G7 finance ministers on Saturday announced an “unprecedented” agreement on a global minimum tax and a better distribution of tax revenue from multinational companies, especially digital giants, after a two-day meeting in London.
The Group of Seven is committed to the goal of achieving a global corporate tax rate of “at least 15%,” according to its joint statement, which also mentions the commitment to equitable distribution of corporate rights. Countries.
Treasury Secretary Rishi Sunak, who chaired the meeting in his capacity as the host country of the Group of Seven industrialized nations, described the G7 agreement as “historic”.
The United Kingdom, France, Italy, Canada, Japan, Germany and the United States, encouraged by the American shift on the tax issue since Joe Biden came to power, want to achieve an ambitious reform in the spirit of the work done within the OECD. .
This targets big tech companies, often American, that pay high taxes despite huge profits, by localizing in countries where the corporate tax rate is very low, if not zero.
Targeted with reform, the US social networking giant Facebook has asserted that it wants its “success”, even if it means that it is “paying more taxes and in different places”, responded on Twitter public affairs director Nick Clegg.
US Treasury Secretary Janet Yellen hailed an “unprecedented commitment” from the G7 finance ministers.
End of the race to the bottom
“This global minimum tax will put an end to the race for the lowest tax,” she said.
European Commission President Ursula von der Leyen welcomed on Twitter a “major step towards fair taxation and competition”, calling for more “international cooperation”.
The G7 countries want to put an end to tax competition that has led to a sharp decline in corporate tax revenue since the mid-1980s. On the contrary, digital giants are making huge profits أرباح
If the reform project is unanimously welcomed, the proposed rate level is discussed.
French Finance Minister Bruno Le Maire responded: “It is a starting point and in the coming months we will fight for this tax rate to be as high as possible.”
For Gabriella Bucher, of the NGO Oxfam, the minimum rate of 15% is “too low” if we are to fight “recourse to tax havens”.
The ATAC Association estimates that “the expected benefit from this measure is marginal in the short term” and that a rate of 25% “would have constituted significant progress.”

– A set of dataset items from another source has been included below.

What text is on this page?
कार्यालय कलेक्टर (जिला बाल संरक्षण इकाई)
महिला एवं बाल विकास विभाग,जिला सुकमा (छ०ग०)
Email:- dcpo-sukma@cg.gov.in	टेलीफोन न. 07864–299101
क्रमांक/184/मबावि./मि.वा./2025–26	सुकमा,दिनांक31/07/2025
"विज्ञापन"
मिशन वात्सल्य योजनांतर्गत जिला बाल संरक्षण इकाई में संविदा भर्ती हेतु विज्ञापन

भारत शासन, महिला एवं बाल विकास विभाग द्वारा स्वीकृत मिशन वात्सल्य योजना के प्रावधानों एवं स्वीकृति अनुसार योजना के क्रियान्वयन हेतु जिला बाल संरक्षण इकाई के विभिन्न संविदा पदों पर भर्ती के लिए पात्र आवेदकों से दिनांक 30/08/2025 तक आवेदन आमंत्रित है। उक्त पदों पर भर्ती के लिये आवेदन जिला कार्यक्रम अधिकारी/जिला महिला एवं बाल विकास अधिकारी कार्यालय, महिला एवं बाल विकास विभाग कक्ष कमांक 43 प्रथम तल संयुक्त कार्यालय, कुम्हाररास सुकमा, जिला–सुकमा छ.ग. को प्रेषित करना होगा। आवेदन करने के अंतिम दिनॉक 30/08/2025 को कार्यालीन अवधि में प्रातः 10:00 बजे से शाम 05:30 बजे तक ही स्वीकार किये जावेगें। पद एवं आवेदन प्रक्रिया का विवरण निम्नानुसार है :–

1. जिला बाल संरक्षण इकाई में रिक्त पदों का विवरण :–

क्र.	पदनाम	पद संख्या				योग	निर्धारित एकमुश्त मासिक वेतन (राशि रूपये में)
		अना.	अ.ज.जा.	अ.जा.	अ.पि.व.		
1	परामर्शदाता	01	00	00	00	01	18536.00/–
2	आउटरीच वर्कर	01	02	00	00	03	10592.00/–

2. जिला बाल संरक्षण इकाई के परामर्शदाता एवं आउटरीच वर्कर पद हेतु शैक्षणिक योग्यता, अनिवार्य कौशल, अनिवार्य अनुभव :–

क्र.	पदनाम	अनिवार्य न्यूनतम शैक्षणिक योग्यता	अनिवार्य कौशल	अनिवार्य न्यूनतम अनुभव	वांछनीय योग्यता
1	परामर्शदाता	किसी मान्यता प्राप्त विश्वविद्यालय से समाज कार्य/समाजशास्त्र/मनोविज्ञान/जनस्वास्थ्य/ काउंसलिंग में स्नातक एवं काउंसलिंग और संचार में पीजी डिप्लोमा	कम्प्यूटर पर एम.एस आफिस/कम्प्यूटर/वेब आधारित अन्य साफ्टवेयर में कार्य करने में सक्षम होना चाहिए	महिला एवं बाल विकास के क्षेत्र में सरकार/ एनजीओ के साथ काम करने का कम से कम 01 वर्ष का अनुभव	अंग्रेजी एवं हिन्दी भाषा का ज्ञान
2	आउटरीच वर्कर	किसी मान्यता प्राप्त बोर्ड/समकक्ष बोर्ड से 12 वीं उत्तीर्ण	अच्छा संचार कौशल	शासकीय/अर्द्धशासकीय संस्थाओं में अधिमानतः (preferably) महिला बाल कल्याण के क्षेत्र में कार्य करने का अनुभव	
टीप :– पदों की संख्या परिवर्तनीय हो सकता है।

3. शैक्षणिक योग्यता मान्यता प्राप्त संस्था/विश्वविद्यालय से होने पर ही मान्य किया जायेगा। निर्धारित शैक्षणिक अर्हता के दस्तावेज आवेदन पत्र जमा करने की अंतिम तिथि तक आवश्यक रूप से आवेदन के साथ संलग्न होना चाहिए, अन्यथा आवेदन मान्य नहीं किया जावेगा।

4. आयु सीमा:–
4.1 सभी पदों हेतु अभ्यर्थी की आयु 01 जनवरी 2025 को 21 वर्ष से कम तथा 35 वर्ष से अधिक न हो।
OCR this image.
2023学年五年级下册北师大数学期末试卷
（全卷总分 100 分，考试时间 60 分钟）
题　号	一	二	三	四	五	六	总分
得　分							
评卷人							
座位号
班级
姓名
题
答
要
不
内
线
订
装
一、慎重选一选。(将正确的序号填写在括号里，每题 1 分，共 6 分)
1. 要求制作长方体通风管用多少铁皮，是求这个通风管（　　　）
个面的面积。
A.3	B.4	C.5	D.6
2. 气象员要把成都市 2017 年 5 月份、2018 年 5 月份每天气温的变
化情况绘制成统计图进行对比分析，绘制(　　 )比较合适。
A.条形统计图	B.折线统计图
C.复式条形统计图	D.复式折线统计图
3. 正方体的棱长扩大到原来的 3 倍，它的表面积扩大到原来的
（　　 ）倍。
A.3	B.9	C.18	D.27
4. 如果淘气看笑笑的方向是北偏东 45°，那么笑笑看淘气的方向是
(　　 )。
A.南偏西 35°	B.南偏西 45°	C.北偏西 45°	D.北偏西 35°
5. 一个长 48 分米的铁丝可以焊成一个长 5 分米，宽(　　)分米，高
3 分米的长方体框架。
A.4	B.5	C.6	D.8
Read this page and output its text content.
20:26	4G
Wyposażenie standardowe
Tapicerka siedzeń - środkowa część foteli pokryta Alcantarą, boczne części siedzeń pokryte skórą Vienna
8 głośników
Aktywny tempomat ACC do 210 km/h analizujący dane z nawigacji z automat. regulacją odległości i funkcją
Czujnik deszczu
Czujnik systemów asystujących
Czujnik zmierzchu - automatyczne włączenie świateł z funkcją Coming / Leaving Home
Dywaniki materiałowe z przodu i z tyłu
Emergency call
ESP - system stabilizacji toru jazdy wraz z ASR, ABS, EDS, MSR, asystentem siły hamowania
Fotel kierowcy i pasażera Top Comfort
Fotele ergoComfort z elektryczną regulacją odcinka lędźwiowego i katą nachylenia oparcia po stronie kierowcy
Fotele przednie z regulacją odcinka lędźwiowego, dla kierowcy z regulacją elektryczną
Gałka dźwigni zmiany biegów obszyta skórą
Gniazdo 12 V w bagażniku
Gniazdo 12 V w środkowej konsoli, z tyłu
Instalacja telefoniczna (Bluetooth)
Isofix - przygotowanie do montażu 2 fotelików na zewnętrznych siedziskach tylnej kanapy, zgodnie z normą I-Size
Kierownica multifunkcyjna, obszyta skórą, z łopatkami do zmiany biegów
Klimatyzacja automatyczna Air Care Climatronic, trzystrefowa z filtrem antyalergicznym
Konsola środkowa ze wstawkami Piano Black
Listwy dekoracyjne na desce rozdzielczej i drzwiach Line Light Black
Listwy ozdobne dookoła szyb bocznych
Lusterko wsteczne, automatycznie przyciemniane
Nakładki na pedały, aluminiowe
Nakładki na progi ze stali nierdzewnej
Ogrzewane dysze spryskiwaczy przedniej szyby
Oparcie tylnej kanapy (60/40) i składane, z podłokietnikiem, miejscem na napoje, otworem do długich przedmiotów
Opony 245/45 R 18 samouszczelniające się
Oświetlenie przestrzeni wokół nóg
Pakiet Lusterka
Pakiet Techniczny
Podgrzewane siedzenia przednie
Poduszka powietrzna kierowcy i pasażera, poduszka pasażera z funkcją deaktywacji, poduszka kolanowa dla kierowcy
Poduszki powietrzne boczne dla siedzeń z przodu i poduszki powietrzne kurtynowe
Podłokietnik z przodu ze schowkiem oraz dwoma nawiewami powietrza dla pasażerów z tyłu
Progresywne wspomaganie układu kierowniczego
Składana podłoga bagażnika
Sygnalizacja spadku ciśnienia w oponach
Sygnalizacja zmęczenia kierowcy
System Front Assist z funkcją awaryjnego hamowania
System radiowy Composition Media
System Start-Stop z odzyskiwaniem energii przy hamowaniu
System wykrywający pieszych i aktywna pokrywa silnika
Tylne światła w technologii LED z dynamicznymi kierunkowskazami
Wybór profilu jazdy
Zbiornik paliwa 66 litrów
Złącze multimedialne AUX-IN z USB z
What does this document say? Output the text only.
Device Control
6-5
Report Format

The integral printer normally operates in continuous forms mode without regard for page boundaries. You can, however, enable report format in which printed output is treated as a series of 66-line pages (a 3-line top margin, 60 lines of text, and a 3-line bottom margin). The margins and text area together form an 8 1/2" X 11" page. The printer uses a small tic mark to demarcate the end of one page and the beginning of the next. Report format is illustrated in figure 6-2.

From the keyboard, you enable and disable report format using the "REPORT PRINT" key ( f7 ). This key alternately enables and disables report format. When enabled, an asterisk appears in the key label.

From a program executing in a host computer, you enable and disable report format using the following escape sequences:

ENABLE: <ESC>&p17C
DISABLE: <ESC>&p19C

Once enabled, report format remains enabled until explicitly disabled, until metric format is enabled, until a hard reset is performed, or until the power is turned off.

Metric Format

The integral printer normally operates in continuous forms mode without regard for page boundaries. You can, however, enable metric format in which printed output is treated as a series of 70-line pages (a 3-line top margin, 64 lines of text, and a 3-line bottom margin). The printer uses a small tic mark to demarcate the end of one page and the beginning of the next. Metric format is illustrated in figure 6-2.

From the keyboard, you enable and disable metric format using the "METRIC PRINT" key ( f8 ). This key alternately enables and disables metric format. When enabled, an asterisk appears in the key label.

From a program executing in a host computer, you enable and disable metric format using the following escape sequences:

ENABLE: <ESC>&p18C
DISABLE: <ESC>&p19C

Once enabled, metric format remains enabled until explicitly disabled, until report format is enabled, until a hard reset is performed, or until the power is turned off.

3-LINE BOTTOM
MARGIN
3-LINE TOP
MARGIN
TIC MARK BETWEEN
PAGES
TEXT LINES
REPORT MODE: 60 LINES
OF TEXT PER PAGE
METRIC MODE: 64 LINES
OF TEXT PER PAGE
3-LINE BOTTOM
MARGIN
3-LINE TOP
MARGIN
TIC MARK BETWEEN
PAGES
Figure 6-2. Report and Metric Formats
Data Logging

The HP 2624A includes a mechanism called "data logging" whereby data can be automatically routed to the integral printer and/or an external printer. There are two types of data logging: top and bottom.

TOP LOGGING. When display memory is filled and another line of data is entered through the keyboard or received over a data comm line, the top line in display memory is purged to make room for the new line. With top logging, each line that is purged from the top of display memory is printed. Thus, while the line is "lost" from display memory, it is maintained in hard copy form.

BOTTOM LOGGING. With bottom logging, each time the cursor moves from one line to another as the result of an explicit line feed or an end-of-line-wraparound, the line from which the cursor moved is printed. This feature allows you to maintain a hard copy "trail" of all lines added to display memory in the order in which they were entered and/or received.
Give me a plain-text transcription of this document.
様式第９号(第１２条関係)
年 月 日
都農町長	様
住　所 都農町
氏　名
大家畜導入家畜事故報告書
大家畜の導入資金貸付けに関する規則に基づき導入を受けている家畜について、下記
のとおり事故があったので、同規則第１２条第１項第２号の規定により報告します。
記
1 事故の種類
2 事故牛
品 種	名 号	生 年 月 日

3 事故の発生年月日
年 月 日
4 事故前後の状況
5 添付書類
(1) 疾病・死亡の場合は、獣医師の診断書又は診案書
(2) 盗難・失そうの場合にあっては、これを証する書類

On the contrary, for a country like Ireland, which has made the low corporate tax rate (12.5%) a comparative advantage, it is too high.
Several countries including France, the United Kingdom, Italy and Spain have already implemented their own digital tax in the meantime, and discussions with the United States have also focused on the timetable for withdrawing these national measures in favor of international reform.
Rishi Sunak admits that “we still have to go to the G20 and find an agreement with a larger group of countries, so it is difficult to say when we will reach a final agreement.”
“There is still much work to be done. But this decision gives an important impetus to the upcoming discussions among the 139 member countries of the OECD Comprehensive Framework. […] “As we continue to seek an agreement that ensures that multinational companies pay their fair share of taxes,” the new OECD Secretary-General, Matthias Kormann, said in a statement.
According to a source close to the negotiations, the challenge during the next G-20 will also be to convince a superpower like China.
There are a few countries that have concerns. Ireland and China are two examples of this,” Janet Yellen admitted at a press conference in London.
But she advocates a “stabilizing” reform in the face of efforts by several countries to target big companies, especially digital giants.